I Cinque stelle (non tutti, a dire il vero…) stanno mostrando la loro anima populista e razzista, mettendosi di traverso a un provvedimento che vede gli altri a favore. Lo è il Pd, lo è Leu, lo è Italia viva che sulla regolarizzazione di circa 400 mila persone sta facendo una battaglia sacrosanta. Lo è la Chiesa di papa Francesco che spinge per la sanatoria. Ma per i pentastellati significa perdere molti dei voti presi nelle ultime elezioni e già dimezzati. Il loro è chiaramente un fastidio non tanto e solo ideologico, quanto di stretto interesse elettorale, niente a che vedere con l’emergenza e con quelle che sarebbero, secondo loro, le priorità del Paese.
Ma la proposta dei Cinque stelle è inaccettabile: in linea di principio perché significherebbe calpestare la dignità delle persone coinvolte, schiacciare i loro diritti. Significherebbe per il governo perdere totalmente la faccia, avallando una proposta che non risolve nessuno dei problemi in campo: l’emersione del lavoro nero, la messa in sicurezza di settori fortemente in crisi come quello dell’agricoltura e soprattutto il rispetto della giustizia sociale che dovrebbe essere il cuore pulsante di questo governo nato sulle ceneri di un esecutivo che aveva fatto, al contrario, della lotta ai migranti la propria crudele bandiera.
Nello scontro tra Italia viva e i Cinque stelle, la palla passa al Pd. Sono i dem che possono fare la differenza e scegliere da che parte stare, e non solo sui migranti. I segnali sono però preoccupanti e non si può non notare, con un certo disappunto, come in uno dei siti del Pd, Immagina, il capo dei manettari italiani Marco Travaglio sia stato scelto l’altro ieri dal partito di Zingaretti per parlare proprio di regolarizzazioni e giustizia. Un fatto fino a qualche tempo fa impensabile e che la dice lunga su quanto il processo di grillizzazione del Pd sia andato anche oltre le peggiori previsioni.
Dicono che la ministra Teresa Bellanova stia forzando la mano. Ma qui chi sta forzando i principi democratici sono i Cinque stelle. I dem devono decidere, in fretta, da che parte stare. Dicono che se tirano troppo il governo rischia di cadere. Ma se anche il Pd si mostra irremovibile, i Cinque stelle, che dalla fine di Conte avrebbero molto da perdere, potrebbero venire a più miti consigli su tutta la linea.

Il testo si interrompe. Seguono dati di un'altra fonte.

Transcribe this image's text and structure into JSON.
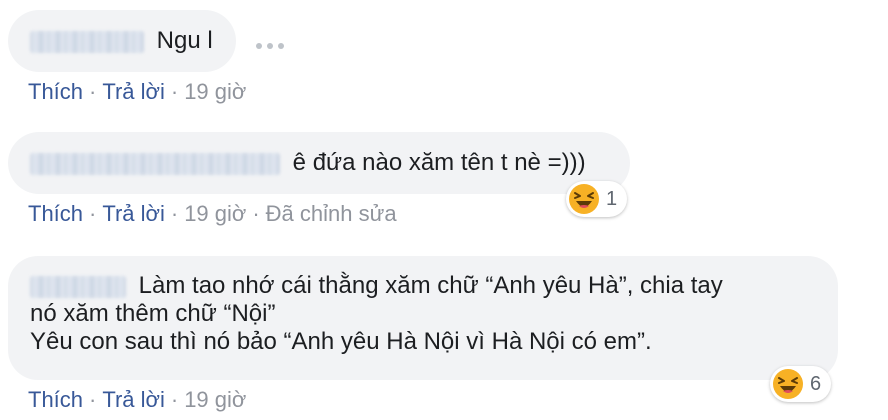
{
  "comments": [
    {
      "text": "Ngu l",
      "actions": {
        "like": "Thích",
        "reply": "Trả lời",
        "time": "19 giờ"
      }
    },
    {
      "text": "ê đứa nào xăm tên t nè =)))",
      "actions": {
        "like": "Thích",
        "reply": "Trả lời",
        "time": "19 giờ",
        "edited": "Đã chỉnh sửa"
      },
      "reaction": {
        "icon": "haha-icon",
        "count": "1"
      }
    },
    {
      "lines": [
        "Làm tao nhớ cái thằng xăm chữ “Anh yêu Hà”, chia tay",
        "nó xăm thêm chữ “Nội”",
        "Yêu con sau thì nó bảo “Anh yêu Hà Nội vì Hà Nội có em”."
      ],
      "actions": {
        "like": "Thích",
        "reply": "Trả lời",
        "time": "19 giờ"
      },
      "reaction": {
        "icon": "haha-icon",
        "count": "6"
      }
    }
  ],
  "colors": {
    "bubble": "#f2f3f5",
    "link": "#385898",
    "meta": "#90949c",
    "haha": "#f7b125"
  }
}
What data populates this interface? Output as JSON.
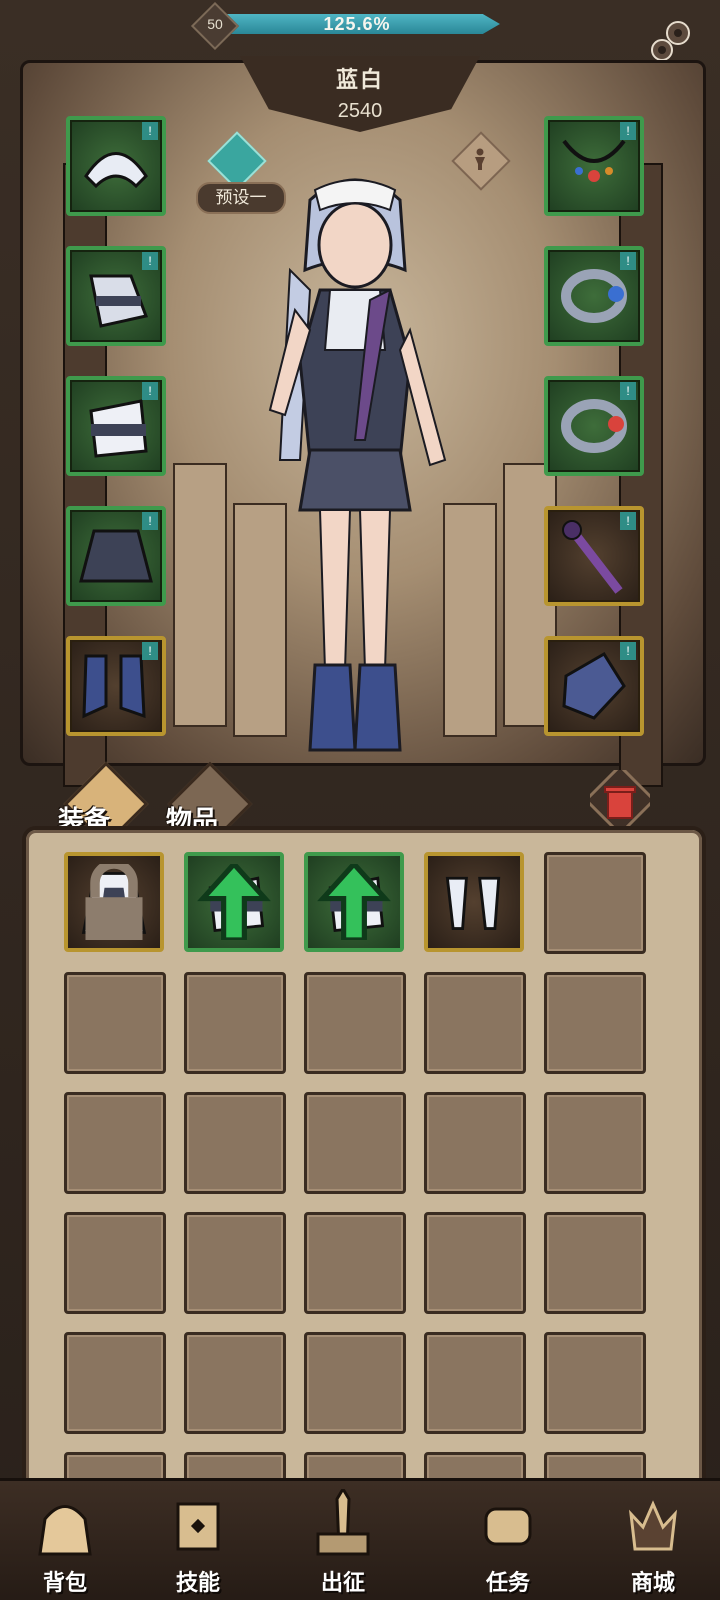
{
  "header": {
    "level": "50",
    "xp_percent_label": "125.6%",
    "xp_fill_fraction": 1.0
  },
  "character": {
    "name": "蓝白",
    "power": "2540",
    "preset_label": "预设一"
  },
  "equipment_left": [
    {
      "slot": "headwear",
      "frame": "green"
    },
    {
      "slot": "gloves",
      "frame": "green"
    },
    {
      "slot": "armband",
      "frame": "green"
    },
    {
      "slot": "skirt",
      "frame": "green"
    },
    {
      "slot": "boots",
      "frame": "gold"
    }
  ],
  "equipment_right": [
    {
      "slot": "necklace",
      "frame": "green"
    },
    {
      "slot": "ring-1",
      "frame": "green"
    },
    {
      "slot": "ring-2",
      "frame": "green"
    },
    {
      "slot": "staff",
      "frame": "gold"
    },
    {
      "slot": "offhand",
      "frame": "gold"
    }
  ],
  "bag_tabs": {
    "equipment": "装备",
    "items": "物品"
  },
  "bag_items": [
    {
      "kind": "maid-dress",
      "frame": "gold",
      "locked": true,
      "upgrade": false
    },
    {
      "kind": "armband",
      "frame": "green",
      "locked": false,
      "upgrade": true
    },
    {
      "kind": "armband",
      "frame": "green",
      "locked": false,
      "upgrade": true
    },
    {
      "kind": "heels",
      "frame": "gold",
      "locked": false,
      "upgrade": false
    }
  ],
  "bottom_nav": [
    {
      "label": "背包",
      "icon": "backpack-icon"
    },
    {
      "label": "技能",
      "icon": "skill-book-icon"
    },
    {
      "label": "出征",
      "icon": "expedition-sword-icon"
    },
    {
      "label": "任务",
      "icon": "quest-scroll-icon"
    },
    {
      "label": "商城",
      "icon": "shop-crown-icon"
    }
  ],
  "colors": {
    "xp_bar": "#2a8797",
    "rare_frame": "#3f9a4c",
    "epic_frame": "#b8952f",
    "trash": "#d9433c"
  }
}
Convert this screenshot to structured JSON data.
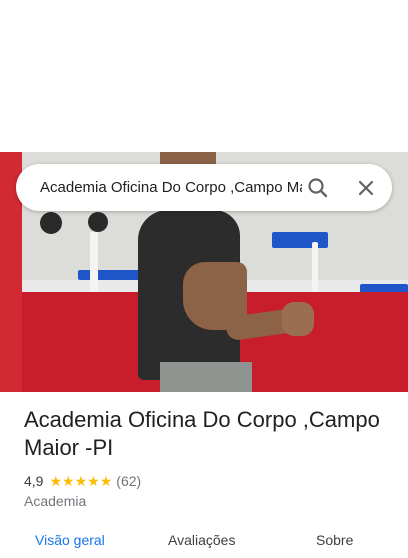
{
  "search": {
    "value": "Academia Oficina Do Corpo ,Campo Maior -PI",
    "search_icon": "search-icon",
    "close_icon": "close-icon"
  },
  "place": {
    "name": "Academia Oficina Do Corpo ,Campo Maior -PI",
    "rating": "4,9",
    "stars": 5,
    "review_count": "(62)",
    "category": "Academia"
  },
  "tabs": [
    {
      "label": "Visão geral",
      "active": true
    },
    {
      "label": "Avaliações",
      "active": false
    },
    {
      "label": "Sobre",
      "active": false
    }
  ],
  "colors": {
    "accent": "#1a73e8",
    "star": "#fbbc04",
    "text_primary": "#202124",
    "text_secondary": "#70757a"
  }
}
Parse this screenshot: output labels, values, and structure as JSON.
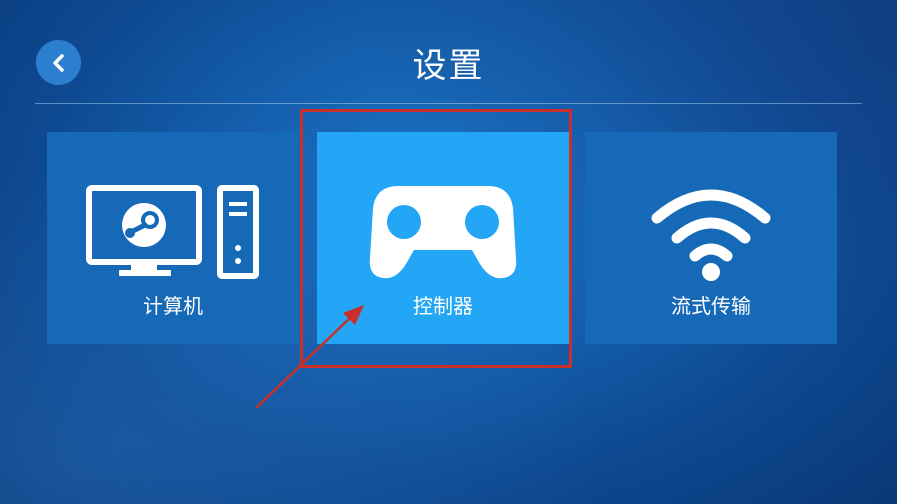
{
  "header": {
    "title": "设置",
    "back_icon": "chevron-left-icon"
  },
  "tiles": [
    {
      "label": "计算机",
      "icon": "computer-steam-icon",
      "selected": false
    },
    {
      "label": "控制器",
      "icon": "gamepad-icon",
      "selected": true
    },
    {
      "label": "流式传输",
      "icon": "wifi-icon",
      "selected": false
    }
  ],
  "colors": {
    "tile": "#1569b6",
    "tile_selected": "#22a6f5",
    "annotation": "#c9302c",
    "text": "#ffffff"
  }
}
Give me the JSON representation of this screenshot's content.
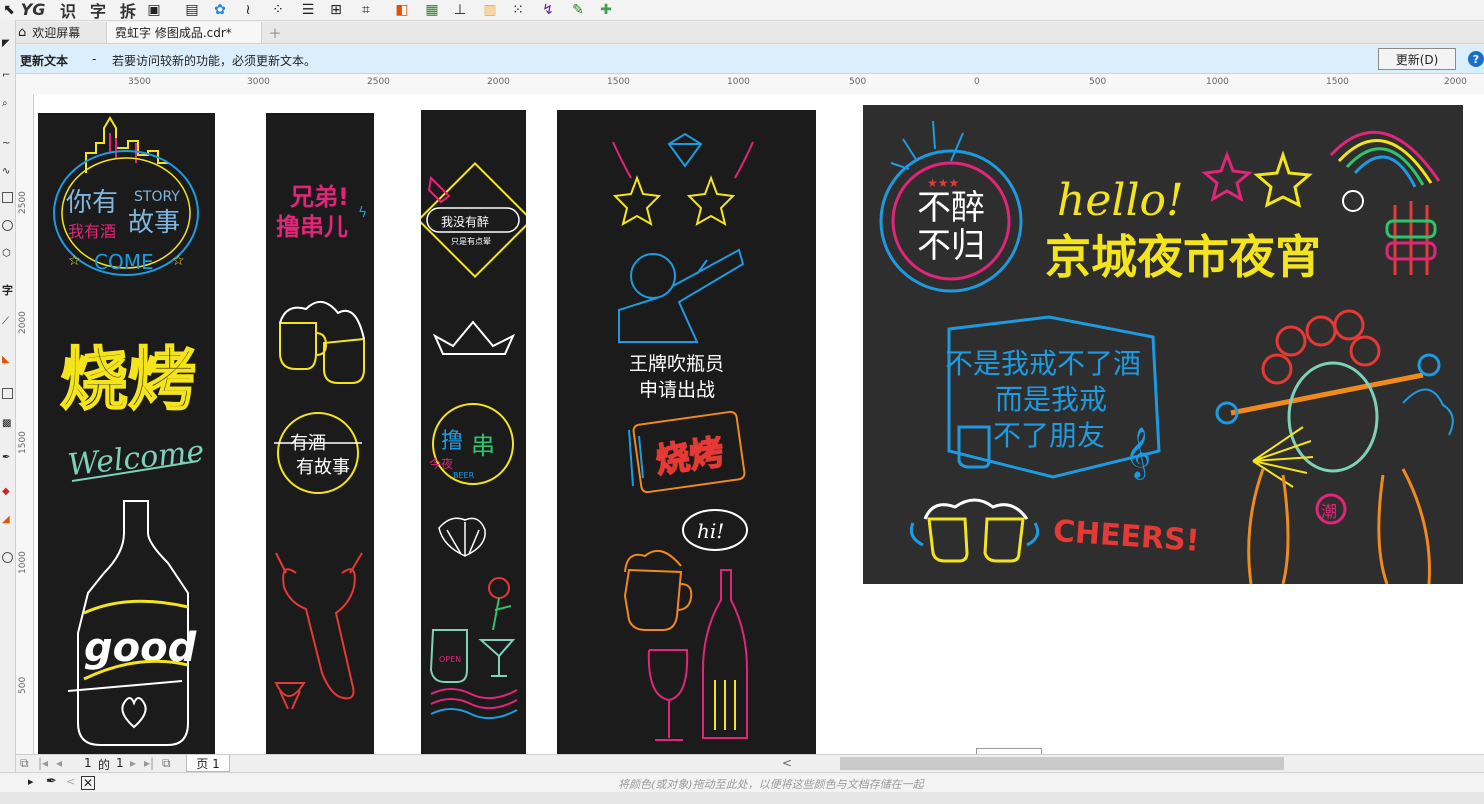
{
  "toolbar": {
    "items": [
      "YG",
      "识",
      "字",
      "拆"
    ]
  },
  "tabs": {
    "welcome": "欢迎屏幕",
    "document": "霓虹字 修图成品.cdr*",
    "add": "+"
  },
  "update_bar": {
    "title": "更新文本",
    "dash": "-",
    "message": "若要访问较新的功能，必须更新文本。",
    "button": "更新(D)",
    "help": "?"
  },
  "ruler": {
    "h_labels": [
      "3500",
      "3000",
      "2500",
      "2000",
      "1500",
      "1000",
      "500",
      "0",
      "500",
      "1000",
      "1500",
      "2000"
    ],
    "v_labels": [
      "2500",
      "2000",
      "1500",
      "1000",
      "500"
    ]
  },
  "artwork": {
    "p1": {
      "story": "STORY",
      "you": "你有",
      "gushi": "故事",
      "wine": "我有酒",
      "come": "COME",
      "bbq": "烧烤",
      "welcome": "Welcome",
      "good": "good"
    },
    "p2": {
      "brother": "兄弟!",
      "skewer": "撸串儿",
      "story1": "有酒",
      "story2": "有故事"
    },
    "p3": {
      "drunk": "我没有醉",
      "drunk2": "只是有点晕",
      "lu": "撸",
      "chuan": "串",
      "tonight": "今夜",
      "beer": "BEER",
      "open": "OPEN"
    },
    "p4": {
      "ace1": "王牌吹瓶员",
      "ace2": "申请出战",
      "bbq": "烧烤",
      "hi": "hi!"
    },
    "p5": {
      "bz1": "不醉",
      "bz2": "不归",
      "hello": "hello!",
      "market": "京城夜市夜宵",
      "q1": "不是我戒不了酒",
      "q2": "而是我戒",
      "q3": "不了朋友",
      "cheers": "CHEERS!",
      "chao": "潮"
    }
  },
  "page_nav": {
    "current": "1",
    "of": "的",
    "total": "1",
    "page_tab": "页 1"
  },
  "status": {
    "hint": "将颜色(或对象)拖动至此处，以便将这些颜色与文档存储在一起"
  },
  "colors": {
    "panel_bg": "#1b1b1b",
    "panel5_bg": "#2e2e2e",
    "neon_yellow": "#f4e41c",
    "neon_blue": "#1e9be0",
    "neon_pink": "#e0257a",
    "neon_red": "#e53935",
    "neon_orange": "#f08a1c",
    "neon_green": "#2ec46a",
    "update_bar": "#dbeefb"
  }
}
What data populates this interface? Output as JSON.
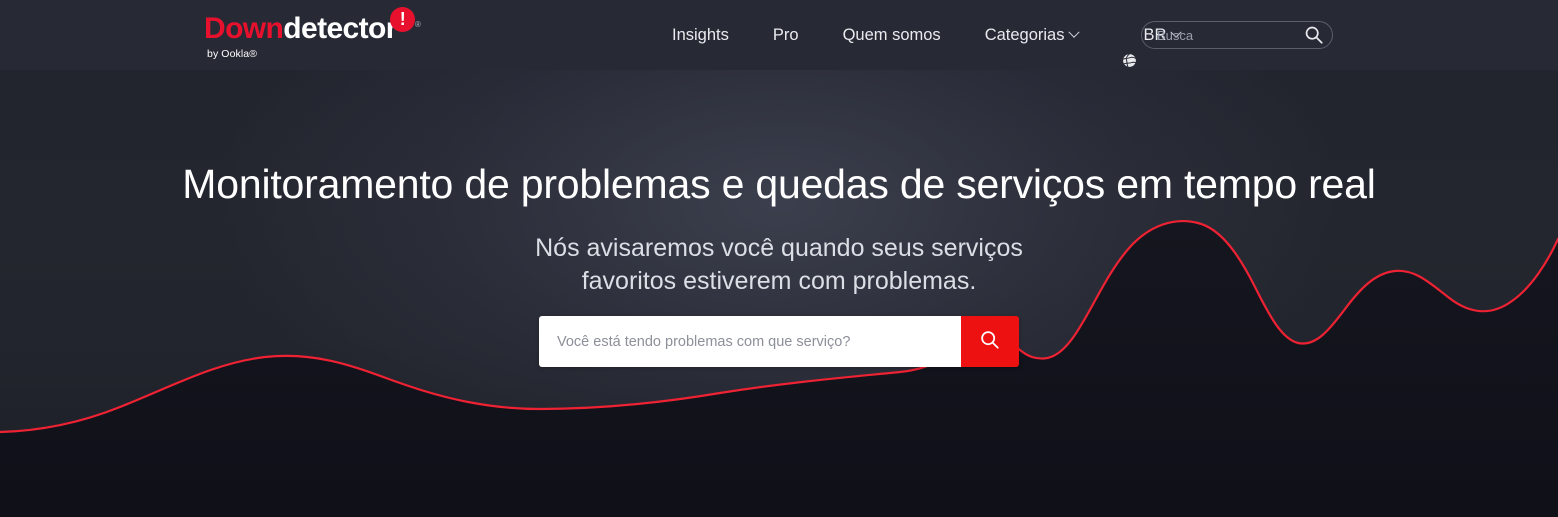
{
  "header": {
    "logo": {
      "word_one": "Down",
      "word_two": "detector",
      "badge_glyph": "!",
      "registered_mark": "®",
      "tagline": "by Ookla®"
    },
    "nav": [
      {
        "label": "Insights",
        "has_chevron": false,
        "has_globe": false
      },
      {
        "label": "Pro",
        "has_chevron": false,
        "has_globe": false
      },
      {
        "label": "Quem somos",
        "has_chevron": false,
        "has_globe": false
      },
      {
        "label": "Categorias",
        "has_chevron": true,
        "has_globe": false
      },
      {
        "label": "BR",
        "has_chevron": true,
        "has_globe": true
      }
    ],
    "search": {
      "value": "",
      "placeholder": "Busca",
      "icon": "search-icon"
    }
  },
  "hero": {
    "title": "Monitoramento de problemas e quedas de serviços em tempo real",
    "subtitle_line_1": "Nós avisaremos você quando seus serviços",
    "subtitle_line_2": "favoritos estiverem com problemas.",
    "search": {
      "value": "",
      "placeholder": "Você está tendo problemas com que serviço?",
      "button_icon": "search-icon"
    }
  },
  "colors": {
    "brand_red": "#e8112d",
    "button_red": "#ee1111",
    "header_bg": "#272a35",
    "hero_bg": "#22242e",
    "wave_stroke": "#ee2233",
    "wave_fill": "#141620",
    "text_primary": "#ffffff",
    "text_secondary": "#dcdee6"
  }
}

La sfida sulle regolarizzazioni è grandissima. Stiamo parlando di centinaia di migliaia di uomini e donne che lavorano nelle case italiane, che si prendono cura dei nostri anziani, che fanno quei lavori che gli italiani non vogliono più fare. Vivono nell’ombra senza diritti, in balìa della sorte. L’idea di fargli il permesso per un mese è offensiva della loro dignità e della nostra intelligenza.